Lemon water has been hailed by celebrities and health gurus alike as an all-natural digestive aid. It’s been cited as a great source of nutrients and skin-nourishing antioxidants. The elixir has been touted as an immunity-booster, inflammation reducer, toxin flusher and more. But wait!? Lemon water is bad for my teeth?

While apples are recommended, the acid in that healthy and oh-so-trendy lemon water you’ve been guzzling may be doing a number on your teeth. Never fear, after your morning glass of lemon water, savoring an orange, or sipping on a cup of hot lemon, simply rinse your mouth with pure water and wait an hour or two before brushing your teeth. Water and your natural saliva should easily remove the acids that can erode tooth enamel.


Tip #8: Say Farewell to Energy Drinks

We all know that coffee, tea, and wine stain your teeth, but the acids in energy drinks are even more effective at eroding the enamel on your teeth. A study published in the peer-reviewed General Dentistry tested 13 sports drinks and 9 energy drinks for acidity and then analyzed their effects on tooth enamel.

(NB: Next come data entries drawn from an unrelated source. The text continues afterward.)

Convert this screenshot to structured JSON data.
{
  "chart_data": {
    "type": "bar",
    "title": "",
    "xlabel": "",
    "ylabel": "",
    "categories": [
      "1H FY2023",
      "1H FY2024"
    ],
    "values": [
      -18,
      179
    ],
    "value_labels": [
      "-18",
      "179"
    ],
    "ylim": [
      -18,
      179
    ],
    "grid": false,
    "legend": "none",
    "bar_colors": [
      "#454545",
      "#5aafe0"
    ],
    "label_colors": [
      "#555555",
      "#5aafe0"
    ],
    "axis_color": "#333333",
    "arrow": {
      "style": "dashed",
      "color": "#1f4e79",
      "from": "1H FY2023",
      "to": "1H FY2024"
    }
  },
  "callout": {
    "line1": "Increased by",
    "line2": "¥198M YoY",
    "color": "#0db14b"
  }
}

The study found that although both sports drinks and energy drinks caused permanent damage to tooth enamel, energy drinks were twice as harmful! So if you’re really desperate for a caffeinated pick-me-up, consider sipping your potions through a straw, rinsing, and brushing your teeth regularly.


Tip #9: Drink More Water

Not only is water a great way to stay hydrated and flush unwanted toxins from your body, but drinking water throughout the day rinses away unwanted deposits on your teeth.

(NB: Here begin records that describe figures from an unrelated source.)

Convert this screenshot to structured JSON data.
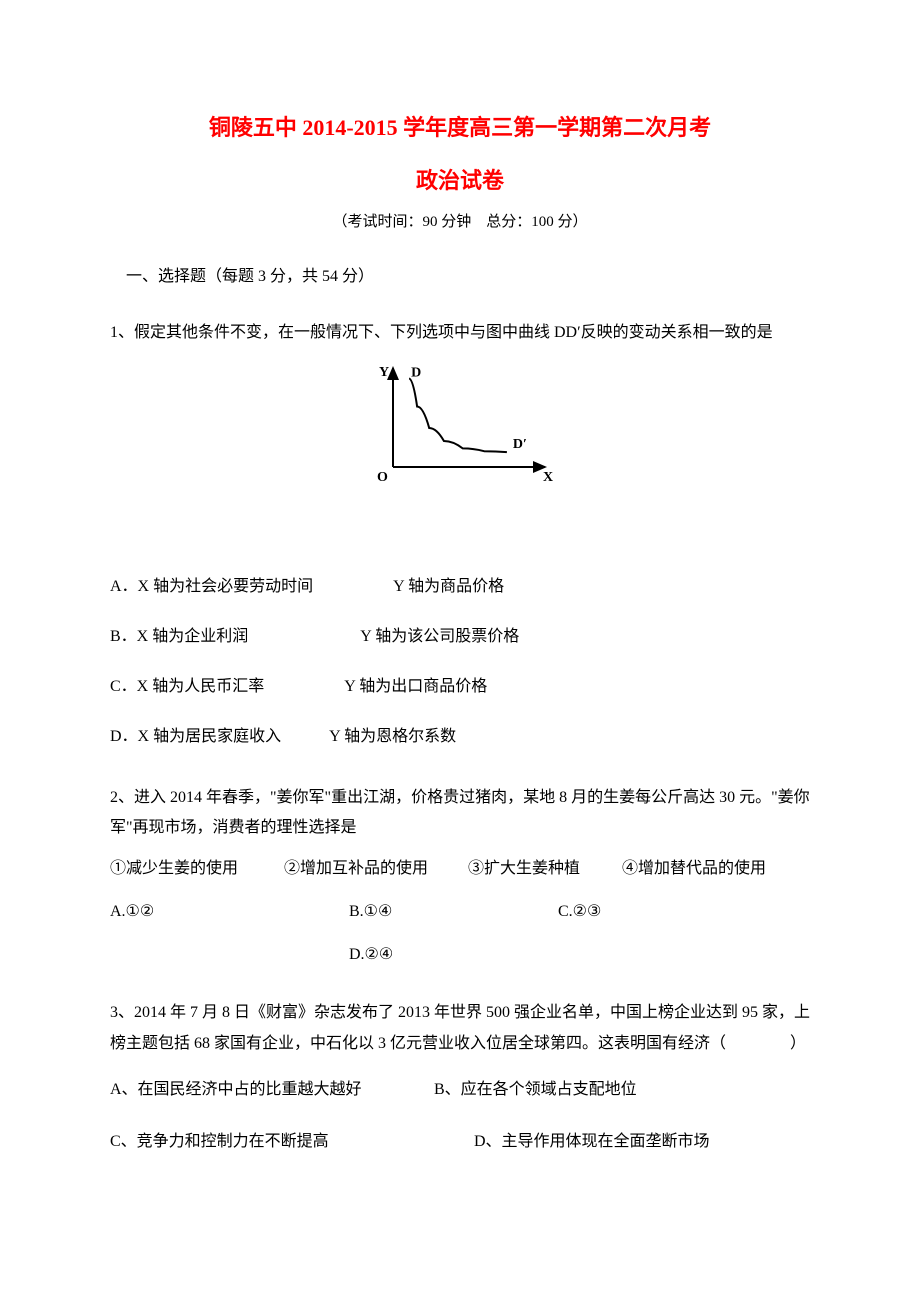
{
  "header": {
    "title_main": "铜陵五中 2014-2015 学年度高三第一学期第二次月考",
    "title_sub": "政治试卷",
    "exam_info": "（考试时间：90 分钟　总分：100 分）"
  },
  "section1": {
    "heading": "一、选择题（每题 3 分，共 54 分）"
  },
  "q1": {
    "text": "1、假定其他条件不变，在一般情况下、下列选项中与图中曲线 DD′反映的变动关系相一致的是",
    "optA": "A．X 轴为社会必要劳动时间　　　　　Y 轴为商品价格",
    "optB": "B．X 轴为企业利润　　　　　　　Y 轴为该公司股票价格",
    "optC": "C．X 轴为人民币汇率　　　　　Y 轴为出口商品价格",
    "optD": "D．X 轴为居民家庭收入　　　Y 轴为恩格尔系数"
  },
  "q1_chart": {
    "type": "line",
    "background_color": "#ffffff",
    "axis_color": "#000000",
    "curve_color": "#000000",
    "line_width": 2,
    "width": 190,
    "height": 125,
    "xlabel": "X",
    "ylabel": "Y",
    "dlabel": "D",
    "dprime": "D′",
    "olabel": "O",
    "xlim": [
      0,
      100
    ],
    "ylim": [
      0,
      100
    ],
    "curve_points": [
      [
        12,
        95
      ],
      [
        18,
        65
      ],
      [
        27,
        42
      ],
      [
        38,
        28
      ],
      [
        52,
        20
      ],
      [
        68,
        17
      ],
      [
        85,
        16
      ]
    ],
    "label_fontsize": 14
  },
  "q2": {
    "text": "2、进入 2014 年春季，\"姜你军\"重出江湖，价格贵过猪肉，某地 8 月的生姜每公斤高达 30 元。\"姜你军\"再现市场，消费者的理性选择是",
    "c1": "①减少生姜的使用",
    "c2": "②增加互补品的使用",
    "c3": "③扩大生姜种植",
    "c4": "④增加替代品的使用",
    "a": "A.①②",
    "b": "B.①④",
    "c": "C.②③",
    "d": "D.②④"
  },
  "q3": {
    "text": "3、2014 年 7 月 8 日《财富》杂志发布了 2013 年世界 500 强企业名单，中国上榜企业达到 95 家，上榜主题包括 68 家国有企业，中石化以 3 亿元营业收入位居全球第四。这表明国有经济（　　　　）",
    "a": "A、在国民经济中占的比重越大越好",
    "b": "B、应在各个领域占支配地位",
    "c": "C、竞争力和控制力在不断提高",
    "d": "D、主导作用体现在全面垄断市场"
  }
}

Mouth Healthy,” the ADA’s blog, cites four additional reasons that water is the best beverage for your teeth: tap water with fluoride strengthens your teeth; it keeps your mouth clean and free of bacteria and acids; it fights dry mouth which may lead to tooth decay; and unlike sweetened drinks that cause tooth decay and promote cavities, water is calorie-free!


Tip #10: Chew on This

Chewing gum reduces the bacteria in your mouth that causes bad breath. These bacteria may ultimately damage your enamel and cause permanent discoloration. Researchers at the University of Illinois at Chicago found that Big Red, which contains cinnamic aldehyde, a plant essential oil, was particularly effective. However, it’s worth noting that although Big Red is rich in cinnamic aldehyde, it’s not sugar-free.

The ADA has found that chewing sugarless gum increases the flow of saliva which reduces plaque acid, strengthens teeth and reduces tooth decay. Win-win.